While it has yet to comment directly on the election, Beijing, which considers Taiwan a breakaway province, is watching developments closely.
Bitter hostility between the sides has eased considerably over the past two decades, with direct trade and travel links fully established and their economies growing increasingly intertwined.
Though largely symbolic, a historic November summit in Singapore between Ma and Chinese President Xi Jinping was the first meeting between leaders since they split amid civil war in 1949.
Still, China and Taiwan are now moving into a period of uncertainty and it remains unclear exactly how China will respond to a Tsai presidency.
While Beijing has abandoned the direct threats against Taiwanese voters of the past that ultimately backfired, Zhang’s warning appeared directed as much at Tsai herself as at the island’s populace at large.
While Tsai’s DPP backs Taiwan’s formal independence — something Beijing says it will respond to with force — she has repeatedly stated her commitment to maintaining the status quo.
However, she has also refused to endorse Beijing’s demand that she recognize the island and mainland as part of a single Chinese nation, a fuzzy doctrine known as the “92 Consensus” that formed the basis for ice-breaking talks between the sides more than two decades ago.
She has also sought to address concerns among many on the island who remain highly dubious of Ma’s moves toward closer economic integration with China.
“We cannot simply be bound to China,” Tsai said. “That’s what worries us most about the past eight years — the sense that that’s the only choice we have.

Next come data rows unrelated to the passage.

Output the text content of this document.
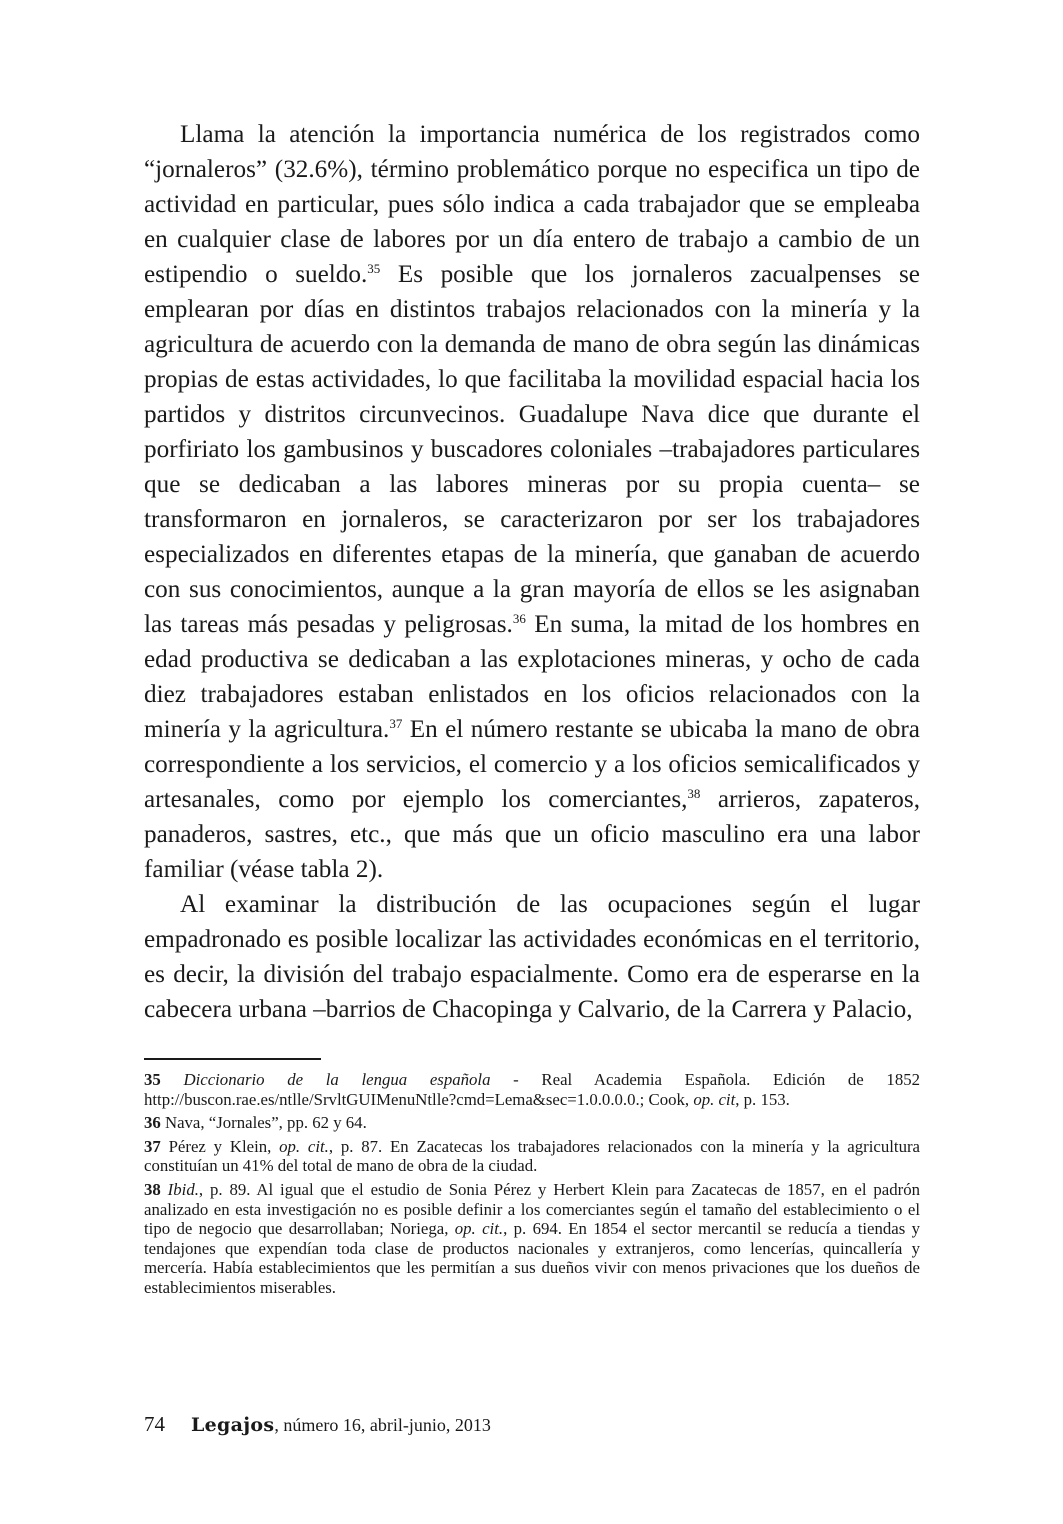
Llama la atención la importancia numérica de los registrados como “jornaleros” (32.6%), término problemático porque no especifica un tipo de actividad en particular, pues sólo indica a cada trabajador que se empleaba en cualquier clase de labores por un día entero de trabajo a cambio de un estipendio o sueldo.$^{35}$ Es posible que los jornaleros zacualpenses se emplearan por días en distintos trabajos relacionados con la minería y la agricultura de acuerdo con la demanda de mano de obra según las dinámicas propias de estas actividades, lo que facilitaba la movilidad espacial hacia los partidos y distritos circunvecinos. Guadalupe Nava dice que durante el porfiriato los gambusinos y buscadores coloniales –trabajadores particulares que se dedicaban a las labores mineras por su propia cuenta– se transformaron en jornaleros, se caracterizaron por ser los trabajadores especializados en diferentes etapas de la minería, que ganaban de acuerdo con sus conocimientos, aunque a la gran mayoría de ellos se les asignaban las tareas más pesadas y peligrosas.$^{36}$ En suma, la mitad de los hombres en edad productiva se dedicaban a las explotaciones mineras, y ocho de cada diez trabajadores estaban enlistados en los oficios relacionados con la minería y la agricultura.$^{37}$ En el número restante se ubicaba la mano de obra correspondiente a los servicios, el comercio y a los oficios semicalificados y artesanales, como por ejemplo los comerciantes,$^{38}$ arrieros, zapateros, panaderos, sastres, etc., que más que un oficio masculino era una labor familiar (véase tabla 2).

Al examinar la distribución de las ocupaciones según el lugar empadronado es posible localizar las actividades económicas en el territorio, es decir, la división del trabajo espacialmente. Como era de esperarse en la cabecera urbana –barrios de Chacopinga y Calvario, de la Carrera y Palacio,

35 Diccionario de la lengua española - Real Academia Española. Edición de 1852 http://buscon.rae.es/ntlle/SrvltGUIMenuNtlle?cmd=Lema&sec=1.0.0.0.0.; Cook, op. cit, p. 153.

36 Nava, “Jornales”, pp. 62 y 64.

37 Pérez y Klein, op. cit., p. 87. En Zacatecas los trabajadores relacionados con la minería y la agricultura constituían un 41% del total de mano de obra de la ciudad.

38 Ibid., p. 89. Al igual que el estudio de Sonia Pérez y Herbert Klein para Zacatecas de 1857, en el padrón analizado en esta investigación no es posible definir a los comerciantes según el tamaño del establecimiento o el tipo de negocio que desarrollaban; Noriega, op. cit., p. 694. En 1854 el sector mercantil se reducía a tiendas y tendajones que expendían toda clase de productos nacionales y extranjeros, como lencerías, quincallería y mercería. Había establecimientos que les permitían a sus dueños vivir con menos privaciones que los dueños de establecimientos miserables.

74 Legajos, número 16, abril-junio, 2013
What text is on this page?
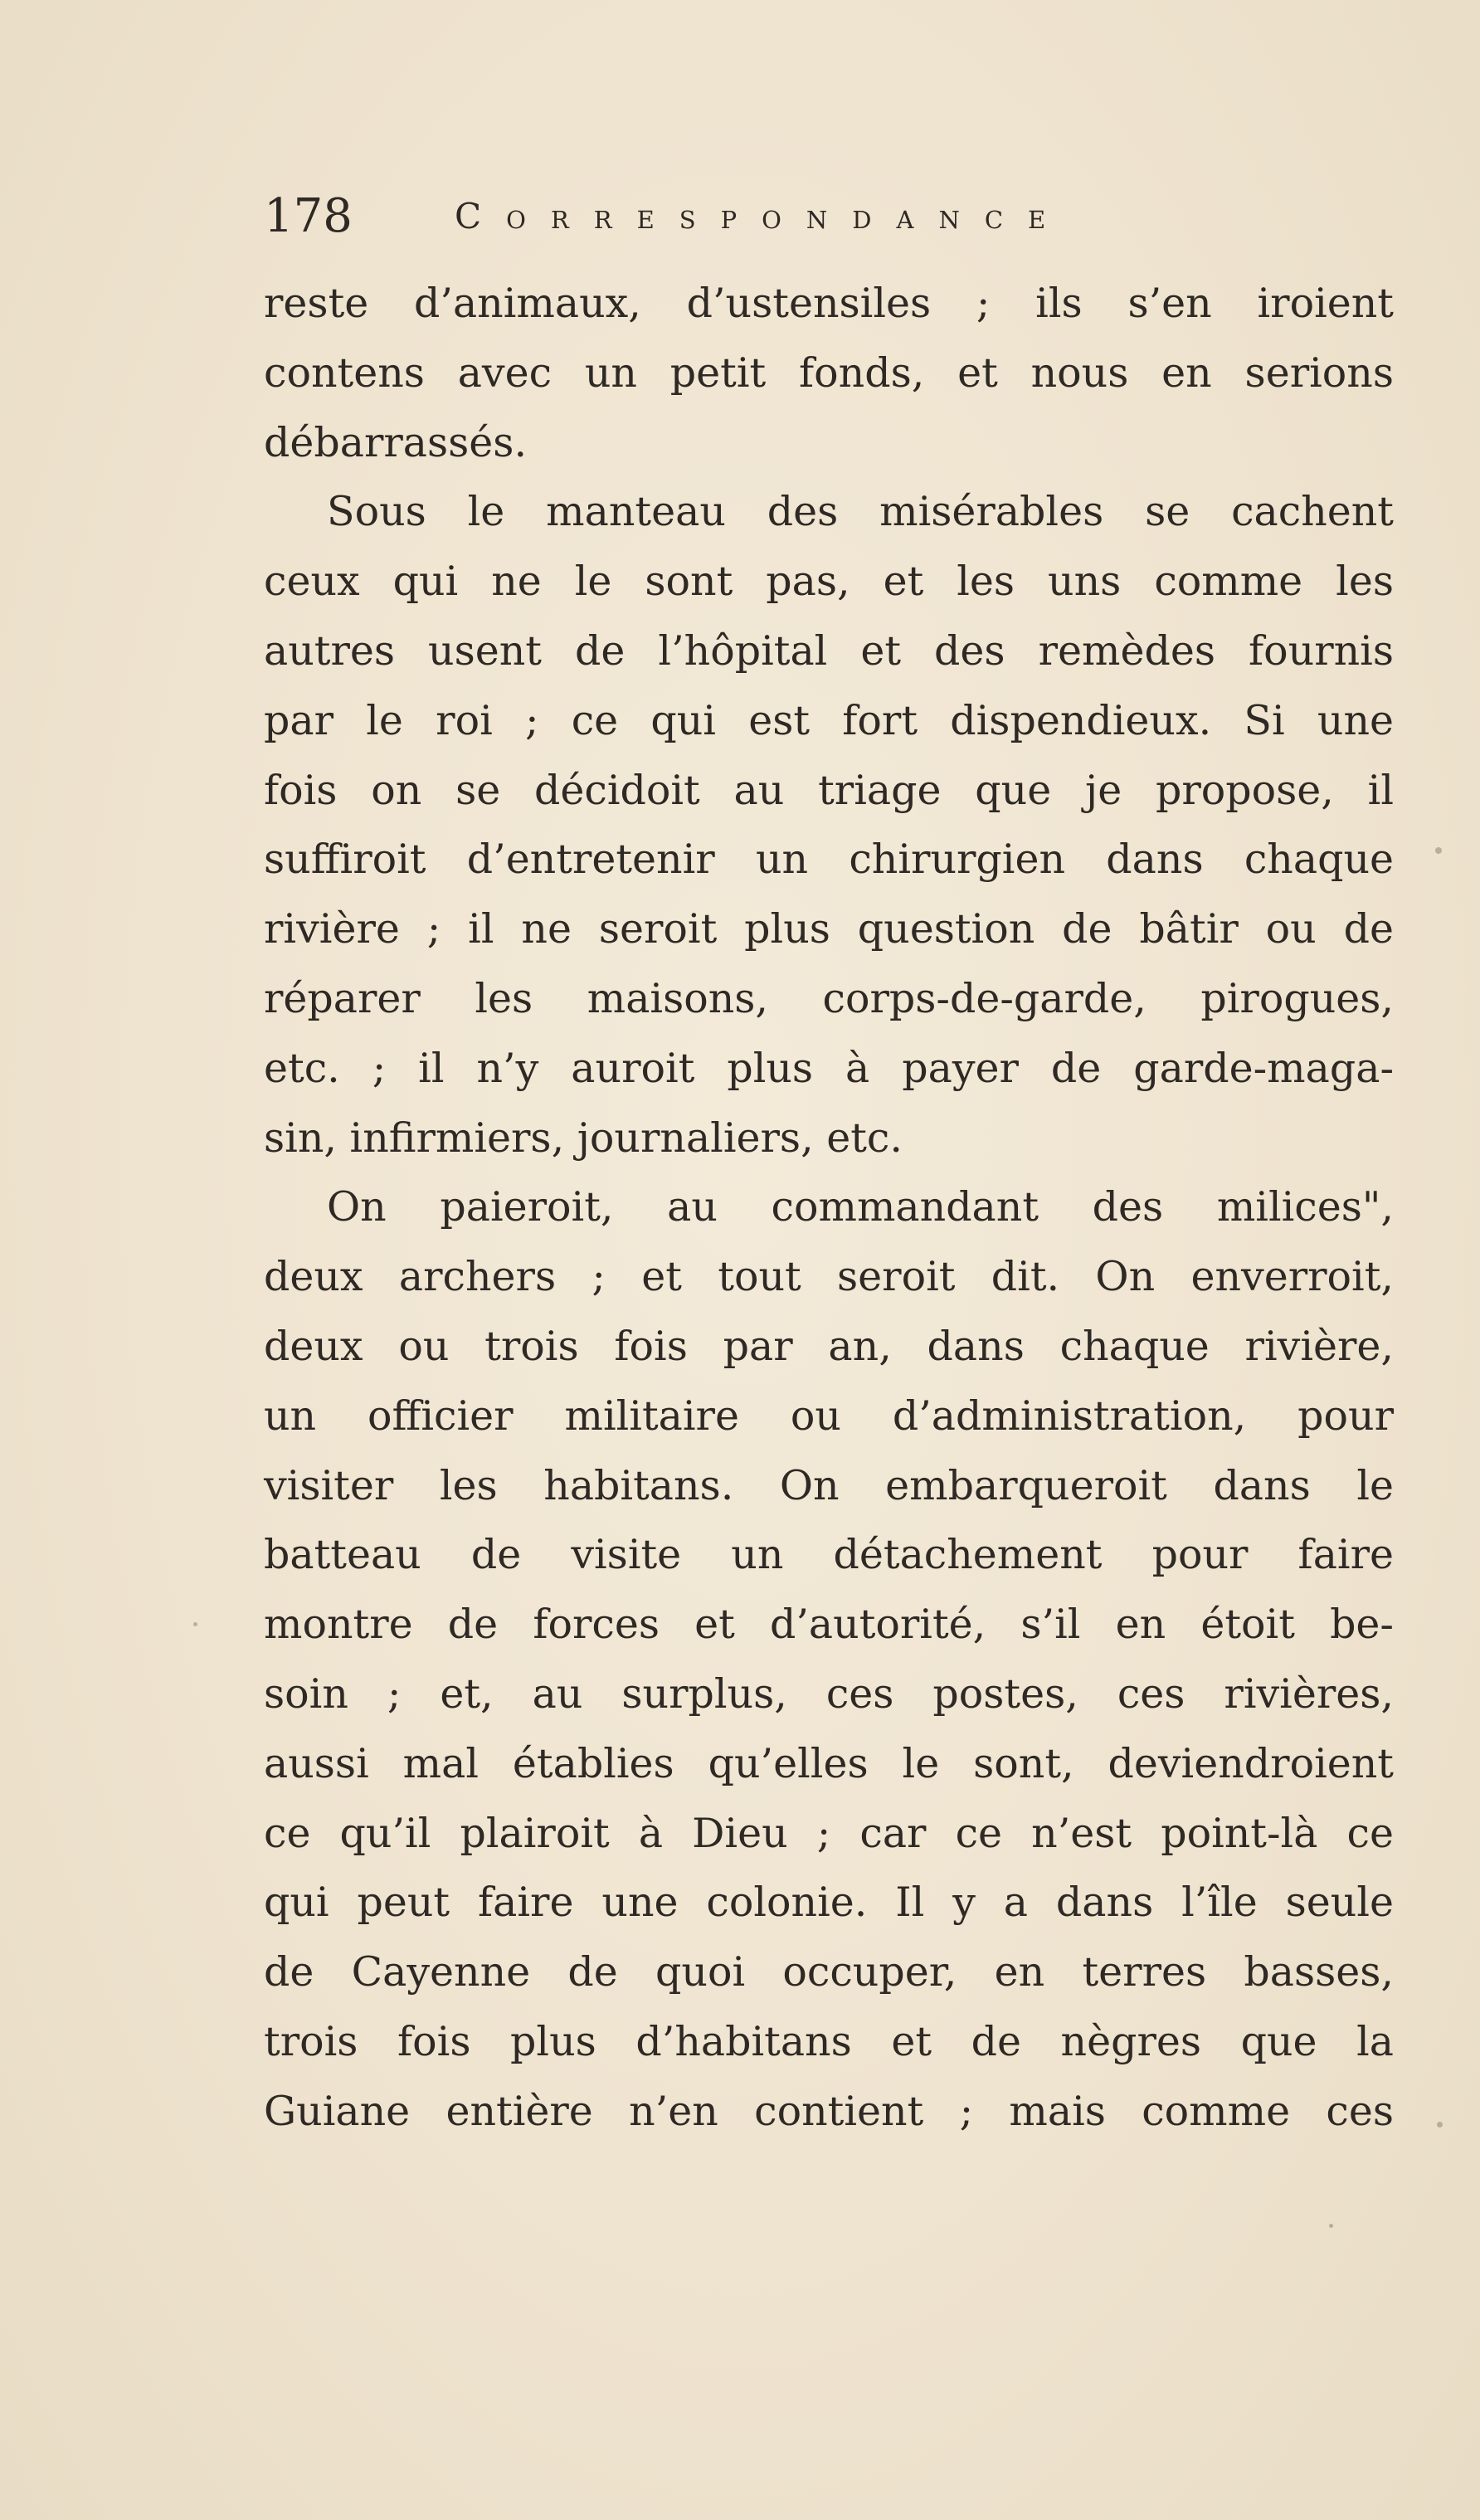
178	Correspondance
reste d’animaux, d’ustensiles ; ils s’en iroient
contens avec un petit fonds, et nous en serions
débarrassés.
Sous le manteau des misérables se cachent
ceux qui ne le sont pas, et les uns comme les
autres usent de l’hôpital et des remèdes fournis
par le roi ; ce qui est fort dispendieux. Si une
fois on se décidoit au triage que je propose, il
suffiroit d’entretenir un chirurgien dans chaque
rivière ; il ne seroit plus question de bâtir ou de
réparer les maisons, corps-de-garde, pirogues,
etc. ; il n’y auroit plus à payer de garde-maga-
sin, infirmiers, journaliers, etc.
On paieroit, au commandant des milices",
deux archers ; et tout seroit dit. On enverroit,
deux ou trois fois par an, dans chaque rivière,
un officier militaire ou d’administration, pour
visiter les habitans. On embarqueroit dans le
batteau de visite un détachement pour faire
montre de forces et d’autorité, s’il en étoit be-
soin ; et, au surplus, ces postes, ces rivières,
aussi mal établies qu’elles le sont, deviendroient
ce qu’il plairoit à Dieu ; car ce n’est point-là ce
qui peut faire une colonie. Il y a dans l’île seule
de Cayenne de quoi occuper, en terres basses,
trois fois plus d’habitans et de nègres que la
Guiane entière n’en contient ; mais comme ces
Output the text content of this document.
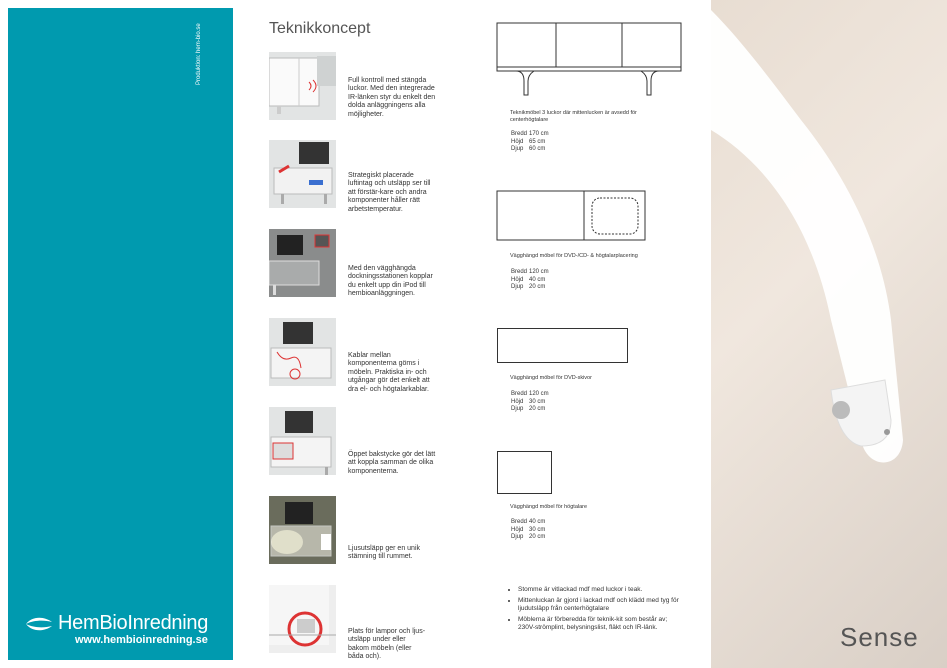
Produktion: hem-bio.se
HemBioInredning
www.hembioinredning.se
Teknikkoncept
Full kontroll med stängda luckor. Med den integrerade IR-länken styr du enkelt den dolda anläggningens alla möjligheter.
Strategiskt placerade luftintag och utsläpp ser till att förstär-kare och andra komponenter håller rätt arbetstemperatur.
Med den vägghängda dockningsstationen kopplar du enkelt upp din iPod till hembioanläggningen.
Kablar mellan komponenterna göms i möbeln. Praktiska in- och utgångar gör det enkelt att dra el- och högtalarkablar.
Öppet bakstycke gör det lätt att koppla samman de olika komponenterna.
Ljusutsläpp ger en unik stämning till rummet.
Plats för lampor och ljus-utsläpp under eller bakom möbeln (eller båda och).
Teknikmöbel 3 luckor där mittenlucken är avsedd för centerhögtalare
Bredd 170 cm
Höjd 65 cm
Djup 60 cm
Vägghängd möbel för DVD-/CD- & högtalarplacering
Bredd 120 cm
Höjd 40 cm
Djup 20 cm
Vägghängd möbel för DVD-skivor
Bredd 120 cm
Höjd 30 cm
Djup 20 cm
Vägghängd möbel för högtalare
Bredd 40 cm
Höjd 30 cm
Djup 20 cm
• Stomme är vitlackad mdf med luckor i teak.
• Mittenluckan är gjord i lackad mdf och klädd med tyg för ljudutsläpp från centerhögtalare
• Möblerna är förberedda för teknik-kit som består av; 230V-strömplint, belysningslist, fläkt och IR-länk.	Sense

That’s not good for our economy or our security,” Tsai said in a debate with her Nationalist Party opponent, Eric Chu, on Sunday.
While the overwhelming majority of Taiwanese voters are moderate in their views, both the hardcore pro-independence and the smaller pro-unification factions occasionally take to the streets or launch other direct actions to press their agendas.
Earlier this week, vandals defaced a pair of replica Chinese Dynasty relics donated to a Taiwanese museum by Hong Kong martial arts actor Jackie Chan, who is disliked by many on the island for his close ties to the Chinese Communist Party and statements denigrating Taiwanese democracy.
Two people were detained on Wednesday over the act, in which the statues were spray-painted with slogans criticizing China’s efforts to portray Taiwanese culture as identical to China’s own.